3.) "Experienced Injector" - There are very good reasons why the toxins are only approved for administration by an M.D. Don't settle for "physician oversight" which may or may not mean a physician is even on the premises. Your life and well-being are at stake. Insist upon an M.D. injector with at least five years of injection experience. From having performed tens of thousands of injections, we can state with great certainty that the actual number of individuals treated by an injector is far less important than the number of years an injector has been practicing. Understanding the long-term effects of these toxins is very important.

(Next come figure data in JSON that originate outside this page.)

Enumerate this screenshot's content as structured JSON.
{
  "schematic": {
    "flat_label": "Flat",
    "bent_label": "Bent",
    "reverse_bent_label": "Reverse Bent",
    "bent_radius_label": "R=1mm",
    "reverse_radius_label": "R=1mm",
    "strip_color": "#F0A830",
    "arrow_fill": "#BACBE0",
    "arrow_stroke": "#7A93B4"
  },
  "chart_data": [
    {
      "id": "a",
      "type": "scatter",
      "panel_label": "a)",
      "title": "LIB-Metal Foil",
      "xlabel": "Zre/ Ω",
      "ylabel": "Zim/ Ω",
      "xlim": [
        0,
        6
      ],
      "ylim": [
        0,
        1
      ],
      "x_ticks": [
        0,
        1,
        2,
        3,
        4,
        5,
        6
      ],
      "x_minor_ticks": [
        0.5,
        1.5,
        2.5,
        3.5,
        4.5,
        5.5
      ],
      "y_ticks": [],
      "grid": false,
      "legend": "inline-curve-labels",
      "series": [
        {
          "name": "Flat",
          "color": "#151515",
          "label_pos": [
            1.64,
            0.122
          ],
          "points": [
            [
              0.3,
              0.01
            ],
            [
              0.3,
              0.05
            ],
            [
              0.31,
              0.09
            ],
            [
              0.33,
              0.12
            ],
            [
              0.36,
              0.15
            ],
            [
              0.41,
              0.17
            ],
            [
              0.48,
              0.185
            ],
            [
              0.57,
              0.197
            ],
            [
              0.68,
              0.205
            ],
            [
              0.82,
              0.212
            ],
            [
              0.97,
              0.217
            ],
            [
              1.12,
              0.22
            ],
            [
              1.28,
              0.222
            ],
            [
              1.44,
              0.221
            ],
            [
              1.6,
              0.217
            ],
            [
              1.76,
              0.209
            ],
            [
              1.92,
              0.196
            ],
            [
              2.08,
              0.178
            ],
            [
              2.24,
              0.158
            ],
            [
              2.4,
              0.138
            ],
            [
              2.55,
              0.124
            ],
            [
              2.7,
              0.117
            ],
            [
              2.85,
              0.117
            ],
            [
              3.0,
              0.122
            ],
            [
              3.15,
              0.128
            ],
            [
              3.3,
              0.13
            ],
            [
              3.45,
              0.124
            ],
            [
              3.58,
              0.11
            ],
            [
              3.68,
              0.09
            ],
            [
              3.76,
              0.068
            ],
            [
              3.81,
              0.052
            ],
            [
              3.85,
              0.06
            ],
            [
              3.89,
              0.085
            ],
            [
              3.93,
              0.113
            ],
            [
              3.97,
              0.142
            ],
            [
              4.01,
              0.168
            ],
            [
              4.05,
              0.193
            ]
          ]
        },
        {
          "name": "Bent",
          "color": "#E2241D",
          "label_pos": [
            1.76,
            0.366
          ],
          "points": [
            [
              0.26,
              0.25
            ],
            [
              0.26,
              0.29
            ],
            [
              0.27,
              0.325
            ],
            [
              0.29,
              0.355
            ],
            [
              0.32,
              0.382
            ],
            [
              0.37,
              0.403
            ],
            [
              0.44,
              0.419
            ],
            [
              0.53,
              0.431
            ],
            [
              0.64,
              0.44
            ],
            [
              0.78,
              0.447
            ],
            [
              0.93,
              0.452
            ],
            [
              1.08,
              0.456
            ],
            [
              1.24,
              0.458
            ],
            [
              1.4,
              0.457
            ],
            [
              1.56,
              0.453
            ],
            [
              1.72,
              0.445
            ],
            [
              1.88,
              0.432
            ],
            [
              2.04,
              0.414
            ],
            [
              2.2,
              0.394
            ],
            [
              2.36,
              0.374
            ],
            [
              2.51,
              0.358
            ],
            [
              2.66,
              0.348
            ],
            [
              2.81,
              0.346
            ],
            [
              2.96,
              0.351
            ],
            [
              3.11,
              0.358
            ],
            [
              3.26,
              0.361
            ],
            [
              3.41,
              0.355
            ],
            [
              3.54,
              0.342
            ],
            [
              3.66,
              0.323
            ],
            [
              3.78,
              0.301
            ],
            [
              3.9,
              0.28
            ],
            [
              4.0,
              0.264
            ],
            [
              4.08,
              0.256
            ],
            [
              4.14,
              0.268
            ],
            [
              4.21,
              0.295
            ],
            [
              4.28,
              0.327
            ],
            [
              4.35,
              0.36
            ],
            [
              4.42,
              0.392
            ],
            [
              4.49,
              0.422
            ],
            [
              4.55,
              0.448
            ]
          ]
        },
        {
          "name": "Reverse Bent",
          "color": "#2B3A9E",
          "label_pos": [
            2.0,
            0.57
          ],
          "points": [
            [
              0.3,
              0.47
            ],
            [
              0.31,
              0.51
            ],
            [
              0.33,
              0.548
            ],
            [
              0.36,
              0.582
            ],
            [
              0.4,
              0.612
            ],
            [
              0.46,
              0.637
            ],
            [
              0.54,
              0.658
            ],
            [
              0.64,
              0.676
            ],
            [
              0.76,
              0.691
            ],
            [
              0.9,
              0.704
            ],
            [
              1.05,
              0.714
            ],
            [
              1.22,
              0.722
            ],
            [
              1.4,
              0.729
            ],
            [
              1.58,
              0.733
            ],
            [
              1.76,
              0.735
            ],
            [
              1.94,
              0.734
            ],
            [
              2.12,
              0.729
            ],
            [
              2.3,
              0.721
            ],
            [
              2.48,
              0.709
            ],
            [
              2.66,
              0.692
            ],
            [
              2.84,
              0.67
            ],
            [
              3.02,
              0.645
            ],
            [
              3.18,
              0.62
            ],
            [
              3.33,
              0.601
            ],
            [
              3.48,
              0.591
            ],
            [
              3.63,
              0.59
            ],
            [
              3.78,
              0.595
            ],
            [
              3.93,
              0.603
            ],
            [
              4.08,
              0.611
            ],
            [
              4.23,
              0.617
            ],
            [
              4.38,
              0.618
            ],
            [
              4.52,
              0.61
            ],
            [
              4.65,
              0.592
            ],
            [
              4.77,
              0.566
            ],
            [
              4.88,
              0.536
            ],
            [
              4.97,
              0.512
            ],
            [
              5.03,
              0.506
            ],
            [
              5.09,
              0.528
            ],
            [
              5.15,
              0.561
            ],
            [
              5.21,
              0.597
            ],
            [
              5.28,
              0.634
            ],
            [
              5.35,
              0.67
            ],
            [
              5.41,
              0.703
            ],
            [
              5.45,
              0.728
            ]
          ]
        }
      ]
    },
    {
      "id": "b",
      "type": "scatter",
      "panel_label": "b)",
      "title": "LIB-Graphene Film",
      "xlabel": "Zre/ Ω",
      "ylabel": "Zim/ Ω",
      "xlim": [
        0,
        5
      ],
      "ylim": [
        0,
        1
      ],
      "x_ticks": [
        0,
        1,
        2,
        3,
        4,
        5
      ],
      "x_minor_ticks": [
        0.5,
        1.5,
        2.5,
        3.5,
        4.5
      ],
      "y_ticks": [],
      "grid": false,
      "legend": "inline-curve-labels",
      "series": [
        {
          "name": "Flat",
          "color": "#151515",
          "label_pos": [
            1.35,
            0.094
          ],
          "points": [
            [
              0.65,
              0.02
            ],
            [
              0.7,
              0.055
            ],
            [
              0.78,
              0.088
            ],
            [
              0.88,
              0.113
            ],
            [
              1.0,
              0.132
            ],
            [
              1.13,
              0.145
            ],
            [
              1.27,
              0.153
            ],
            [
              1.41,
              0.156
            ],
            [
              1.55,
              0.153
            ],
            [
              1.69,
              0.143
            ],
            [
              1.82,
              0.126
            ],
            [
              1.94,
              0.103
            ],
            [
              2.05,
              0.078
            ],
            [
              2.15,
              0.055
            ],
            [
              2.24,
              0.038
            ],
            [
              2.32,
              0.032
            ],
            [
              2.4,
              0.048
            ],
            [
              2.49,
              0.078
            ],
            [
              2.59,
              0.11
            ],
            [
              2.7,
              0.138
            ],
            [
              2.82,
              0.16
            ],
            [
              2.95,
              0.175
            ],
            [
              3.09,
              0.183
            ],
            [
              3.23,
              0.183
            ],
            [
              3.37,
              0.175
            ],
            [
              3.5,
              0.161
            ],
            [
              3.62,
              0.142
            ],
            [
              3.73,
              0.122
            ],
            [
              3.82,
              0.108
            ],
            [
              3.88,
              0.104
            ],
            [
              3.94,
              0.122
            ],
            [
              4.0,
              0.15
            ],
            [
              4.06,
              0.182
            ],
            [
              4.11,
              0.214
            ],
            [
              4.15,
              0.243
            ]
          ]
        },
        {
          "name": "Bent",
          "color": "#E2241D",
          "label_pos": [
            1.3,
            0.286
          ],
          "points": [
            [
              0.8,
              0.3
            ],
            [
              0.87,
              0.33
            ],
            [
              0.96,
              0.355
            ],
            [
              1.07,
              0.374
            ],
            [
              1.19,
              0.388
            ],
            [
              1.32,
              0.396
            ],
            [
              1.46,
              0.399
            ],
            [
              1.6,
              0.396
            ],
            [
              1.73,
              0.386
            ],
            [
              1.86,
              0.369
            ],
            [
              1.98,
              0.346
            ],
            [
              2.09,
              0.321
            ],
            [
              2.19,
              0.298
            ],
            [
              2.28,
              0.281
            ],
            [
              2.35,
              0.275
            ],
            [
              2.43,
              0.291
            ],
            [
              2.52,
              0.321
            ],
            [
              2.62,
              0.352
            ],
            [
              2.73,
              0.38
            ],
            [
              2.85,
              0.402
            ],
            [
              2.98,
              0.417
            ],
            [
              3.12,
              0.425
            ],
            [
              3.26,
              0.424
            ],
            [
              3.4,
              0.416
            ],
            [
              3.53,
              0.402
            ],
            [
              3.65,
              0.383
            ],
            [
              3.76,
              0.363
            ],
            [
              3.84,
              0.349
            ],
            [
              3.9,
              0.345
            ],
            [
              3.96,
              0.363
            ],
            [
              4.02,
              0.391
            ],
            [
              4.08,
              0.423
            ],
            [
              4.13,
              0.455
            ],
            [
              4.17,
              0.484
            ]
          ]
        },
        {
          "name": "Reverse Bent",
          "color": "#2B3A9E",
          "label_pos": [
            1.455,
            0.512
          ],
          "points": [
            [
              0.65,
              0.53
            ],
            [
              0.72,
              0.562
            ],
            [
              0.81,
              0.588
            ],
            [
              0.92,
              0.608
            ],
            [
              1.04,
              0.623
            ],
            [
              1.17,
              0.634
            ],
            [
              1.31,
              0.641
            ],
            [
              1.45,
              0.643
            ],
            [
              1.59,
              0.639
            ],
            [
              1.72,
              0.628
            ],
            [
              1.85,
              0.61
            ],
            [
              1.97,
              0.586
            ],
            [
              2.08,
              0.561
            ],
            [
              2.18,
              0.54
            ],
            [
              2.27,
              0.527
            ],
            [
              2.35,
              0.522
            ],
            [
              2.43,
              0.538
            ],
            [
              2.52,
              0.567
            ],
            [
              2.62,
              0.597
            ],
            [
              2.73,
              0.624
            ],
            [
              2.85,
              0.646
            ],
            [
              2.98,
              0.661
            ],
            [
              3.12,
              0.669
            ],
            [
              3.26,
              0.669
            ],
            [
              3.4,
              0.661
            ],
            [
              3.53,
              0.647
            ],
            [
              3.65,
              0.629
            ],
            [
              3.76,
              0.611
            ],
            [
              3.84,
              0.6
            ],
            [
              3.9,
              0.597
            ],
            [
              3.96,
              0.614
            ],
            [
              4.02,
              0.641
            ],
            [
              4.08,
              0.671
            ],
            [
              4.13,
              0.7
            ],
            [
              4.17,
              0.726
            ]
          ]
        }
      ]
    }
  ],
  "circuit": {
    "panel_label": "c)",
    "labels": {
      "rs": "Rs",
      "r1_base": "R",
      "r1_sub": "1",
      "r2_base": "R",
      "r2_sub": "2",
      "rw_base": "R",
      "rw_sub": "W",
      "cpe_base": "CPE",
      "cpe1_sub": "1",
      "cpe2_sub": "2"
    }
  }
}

4.) "Erase All Wrinkles" - These toxins do not treat all wrinkles. Dynamic wrinkles (those that become worse with facial expression and movement) are the ones that are most susceptible to treatment by these toxins. Static lines (those that are always present) may enjoy benefit, but many of these types of creases require a filler, such as fat, collagen, or (perhaps best of all) cross-linked hyaluronic acid.

5.) "Cure Migraine Headaches" - The toxins can be very effective in treating "stress" or "tension" headaches caused by chronic contraction of the brow or forehead muscles. However, the toxins have no direct effect on classical migraine headaches. Furthermore, a careful anatomic assessment must be performed to determine why an individual has "tension" headaches. Is it because there is an underlying droopy eyelid or brow problem that needs surgical attention?

6.) "Bring A Friend And Share The Cost" - This idea developed because Botox® has a relatively short shelf life of a couple of hours once the freeze-dried powder is made up as a solution. Each bottle contains 100 units (about what is needed for 2-3 people). The medication is expensive. If half the bottle is thrown away at the end of the day, because it has not been used, then there is significant $ loss for the injector. The truth is that practices that perform toxin injections with any regularity can easily schedule multiple patients appropriately, so they incur no loss. Think about it. How can someone offer you one or more "syringes" of toxin, if they haven't already allotted the remainder to someone else? When you "bring a friend," you are simply marketing for the injector. Are they paying you for this service?